To understand the effects of cobalt precursor on electrochemical performance of the corresponding Syk inhibitor Co-PPy-TsOH/C catalysts, many physicochemical techniques have been employed in this work. Figure 4 presents XRD patterns of the Co-PPy-TsOH/C catalysts prepared from various precursors, the standard data for CoO and α-Co are also shown for comparison. Four apparent characteristic peaks can be clearly observed at 2θ of 24.5°, 44.2°,

51.5°, and 75.8° in all of the synthesized catalysts, which could be assigned to C(002), Co(111), Co(200), and Co(220) plane. This suggests that cobalt in the Co-PPy-TsOH/C catalysts exists mainly as metallic α-Co with face-centered cubic (fcc) structure. The Co(111) and Co(200) peaks become sharper and sharper with the order of cobalt acetate, cobalt nitrate, cobalt chloride and cobalt oxalate, implying a growth in the crystallite size of metallic cobalt. Generally, an average crystallite size, d, can be estimated with the Shcherrer equation [27, 28]: (4) where λ is the wavelength of incident X-ray, θ is the incident angle of X-ray for a

specific mirror, and B is the half-peak width. In order to avoid the interference of CoO on the Co(111) plane, the Co(200) plane was adopted in this study to calculate the crystallite size of metallic cobalt. The calculated specific values are listed in Table 1. It can be inferred that the relativity of the crystallite size of metallic cobalt in the catalysts is exactly opposite to the trend of ORR performance. ABT-888 in vitro In addition, Clomifene two weak diffraction peaks observed at 2θ of 36.5° and 42.2° indicate the co-existence of a very small amount of CoO (PDF 43–1004) in the catalysts. Therefore, it could be figured out that the crystallite size of metallic cobalt in the catalysts has essential influence on the catalytic performance towards ORR, the smaller the crystallite size, the better the performance. A small-amount co-existence of CoO in the catalysts does not have an adverse effect on the performance.

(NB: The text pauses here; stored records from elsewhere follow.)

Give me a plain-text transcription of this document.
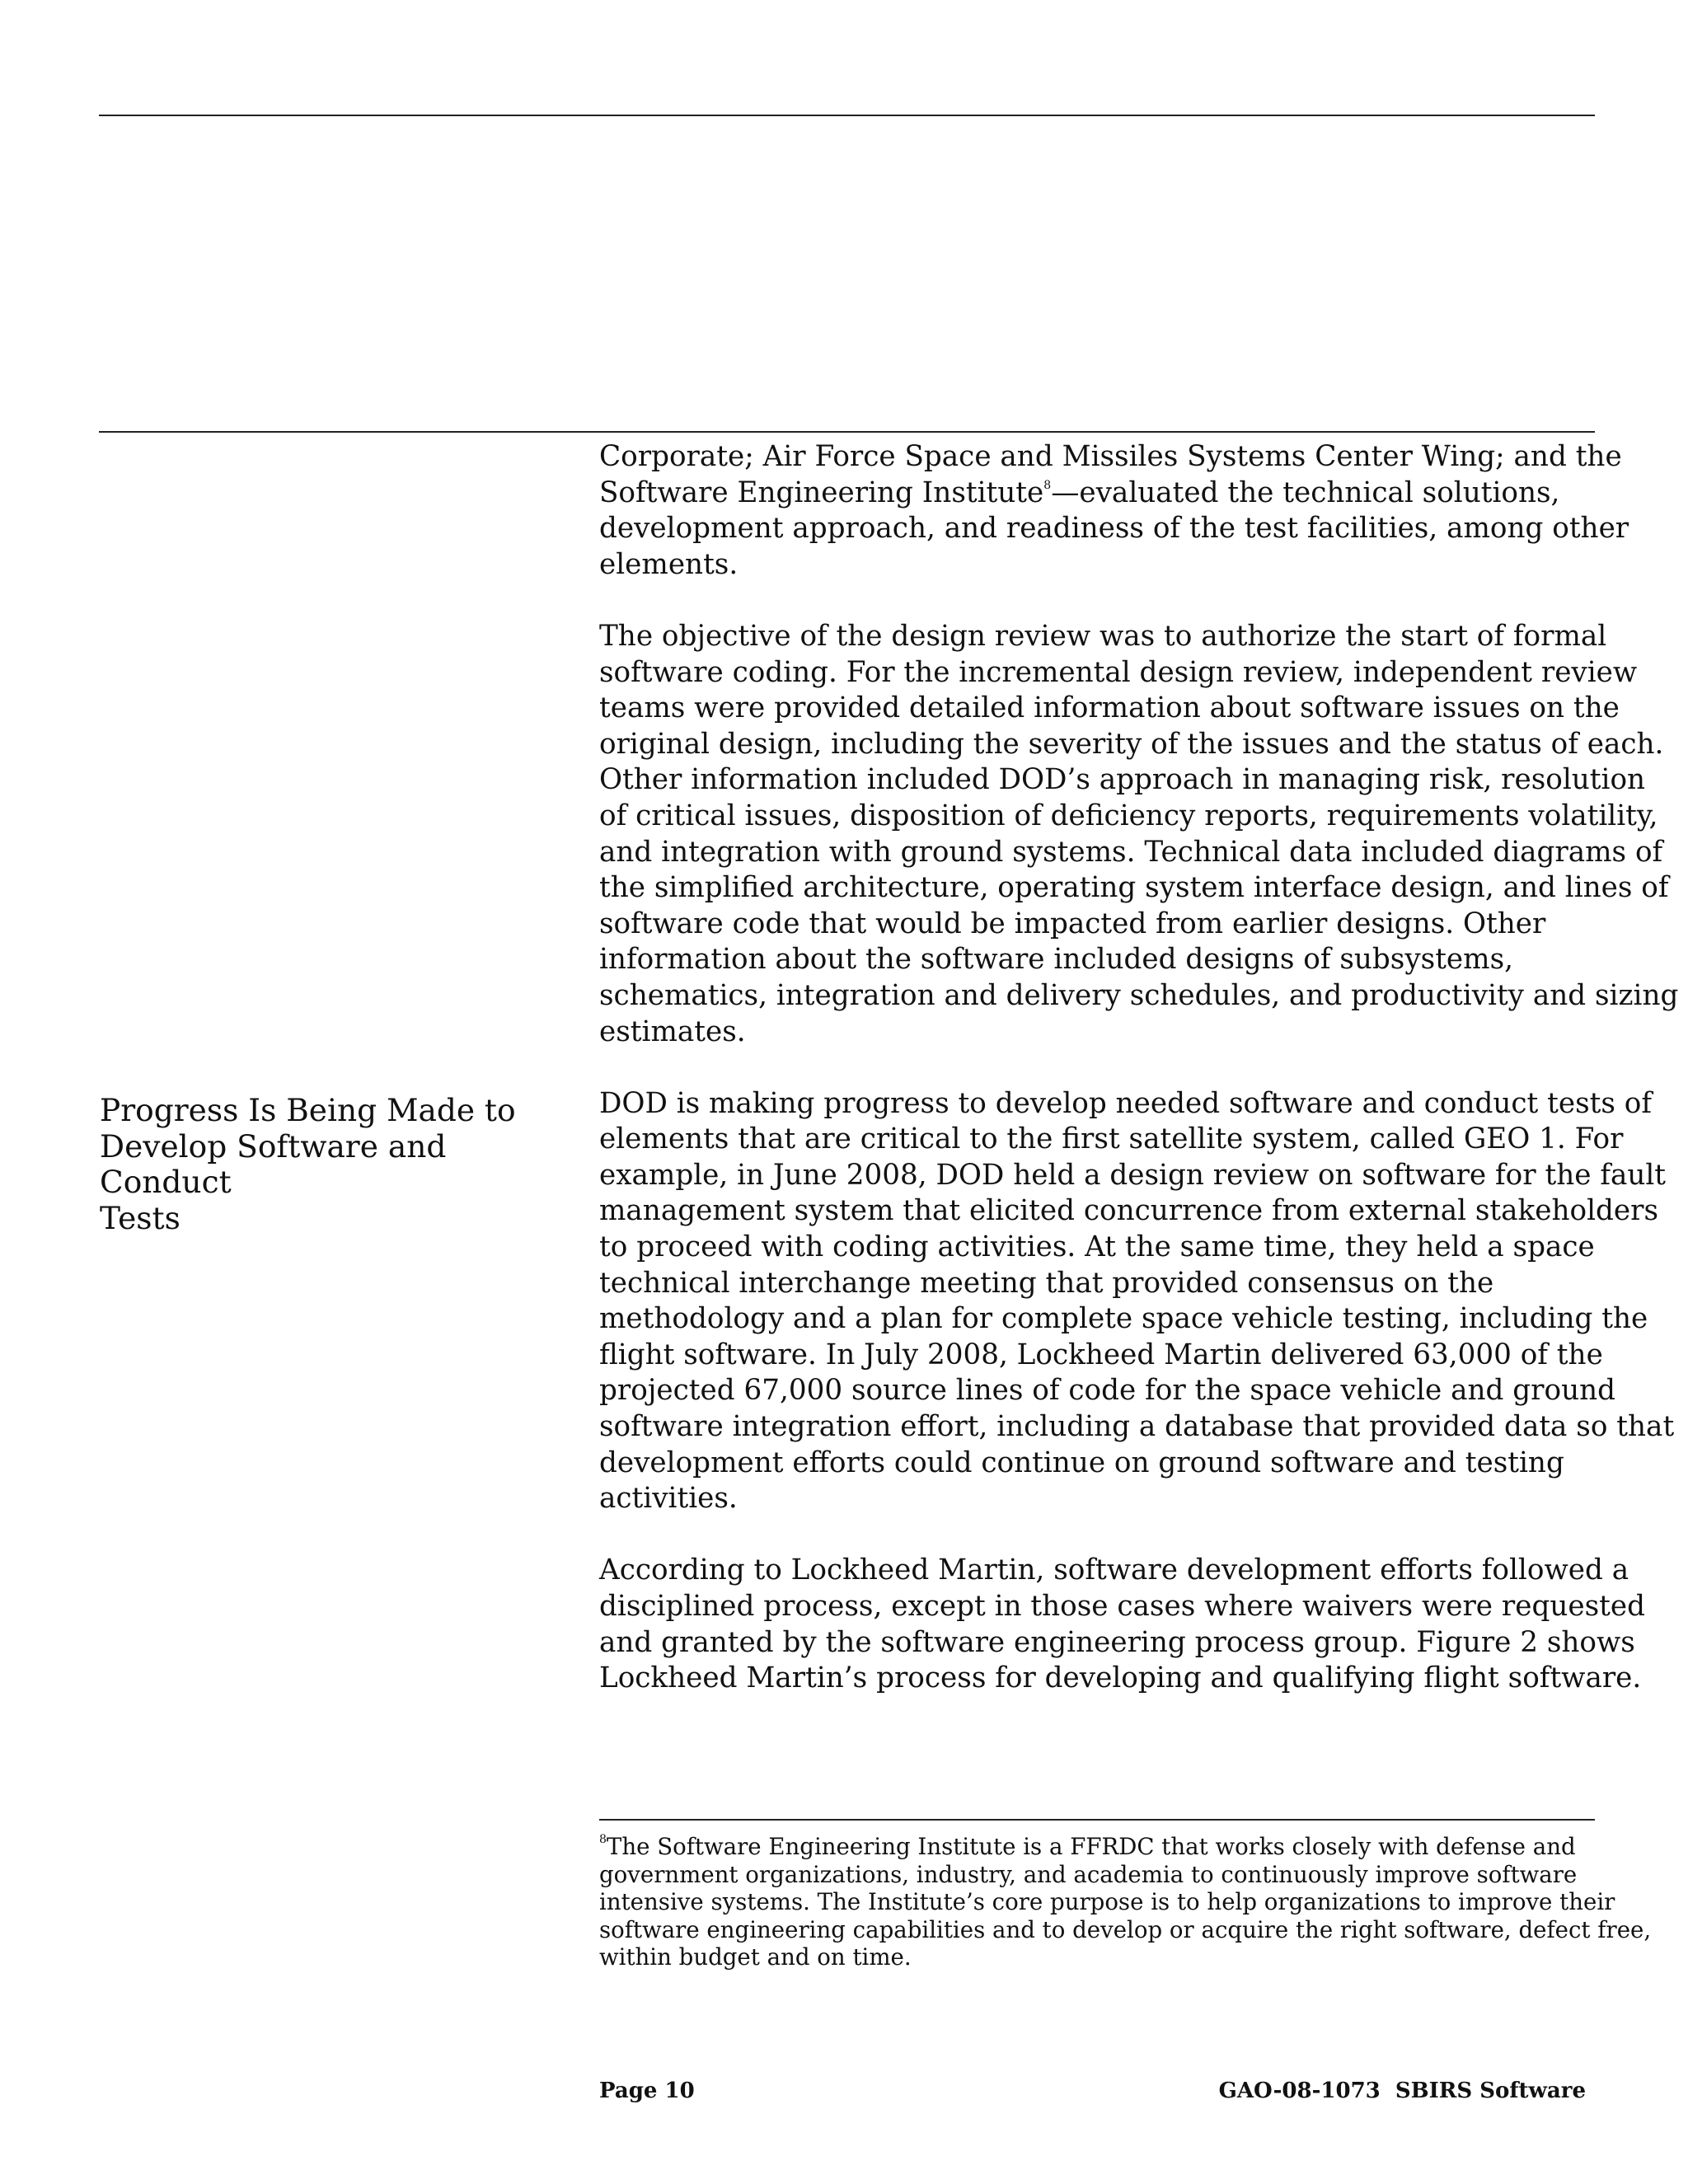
Progress Is Being Made to
Develop Software and Conduct
Tests

Corporate; Air Force Space and Missiles Systems Center Wing; and the
Software Engineering Institute$^8$—evaluated the technical solutions,
development approach, and readiness of the test facilities, among other
elements.

The objective of the design review was to authorize the start of formal
software coding. For the incremental design review, independent review
teams were provided detailed information about software issues on the
original design, including the severity of the issues and the status of each.
Other information included DOD’s approach in managing risk, resolution
of critical issues, disposition of deficiency reports, requirements volatility,
and integration with ground systems. Technical data included diagrams of
the simplified architecture, operating system interface design, and lines of
software code that would be impacted from earlier designs. Other
information about the software included designs of subsystems,
schematics, integration and delivery schedules, and productivity and sizing
estimates.

DOD is making progress to develop needed software and conduct tests of
elements that are critical to the first satellite system, called GEO 1. For
example, in June 2008, DOD held a design review on software for the fault
management system that elicited concurrence from external stakeholders
to proceed with coding activities. At the same time, they held a space
technical interchange meeting that provided consensus on the
methodology and a plan for complete space vehicle testing, including the
flight software. In July 2008, Lockheed Martin delivered 63,000 of the
projected 67,000 source lines of code for the space vehicle and ground
software integration effort, including a database that provided data so that
development efforts could continue on ground software and testing
activities.

According to Lockheed Martin, software development efforts followed a
disciplined process, except in those cases where waivers were requested
and granted by the software engineering process group. Figure 2 shows
Lockheed Martin’s process for developing and qualifying flight software.

$^8$The Software Engineering Institute is a FFRDC that works closely with defense and
government organizations, industry, and academia to continuously improve software
intensive systems. The Institute’s core purpose is to help organizations to improve their
software engineering capabilities and to develop or acquire the right software, defect free,
within budget and on time.

Page 10	GAO-08-1073  SBIRS Software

But on the contrary, it is probably that the synergetic effect between metallic cobalt and the oxide may effectively enhance

the catalytic performance as presented by previous researches [29, 30]. Figure 4 XRD patterns of Co-PPy-TsOH/C catalysts prepared from various cobalt precursors. Table 1 Crystallite size of metallic cobalt in Co-PPy-TsOH/C catalysts prepared from various cobalt precursors Cobalt precursor Crystallite size of metallic co/nm Cobalt acetate 0.4253 Cobalt nitrate 0.4947 Cobalt oxalate 0.6432 Cobalt chloride 0.6099 Figure 5 GSK2118436 solubility dmso displays TEM images of the Co-PPy-TsOH/C catalysts prepared from various precursors. Small and uniformly distributed metallic cobalt particles can be clearly seen in the catalyst with cobalt acetate as precursor. Yet, when cobalt nitrate is used as the precursor, serious agglomeration of the catalyst particles can be found, the particle size even reaches as large as 50 nm.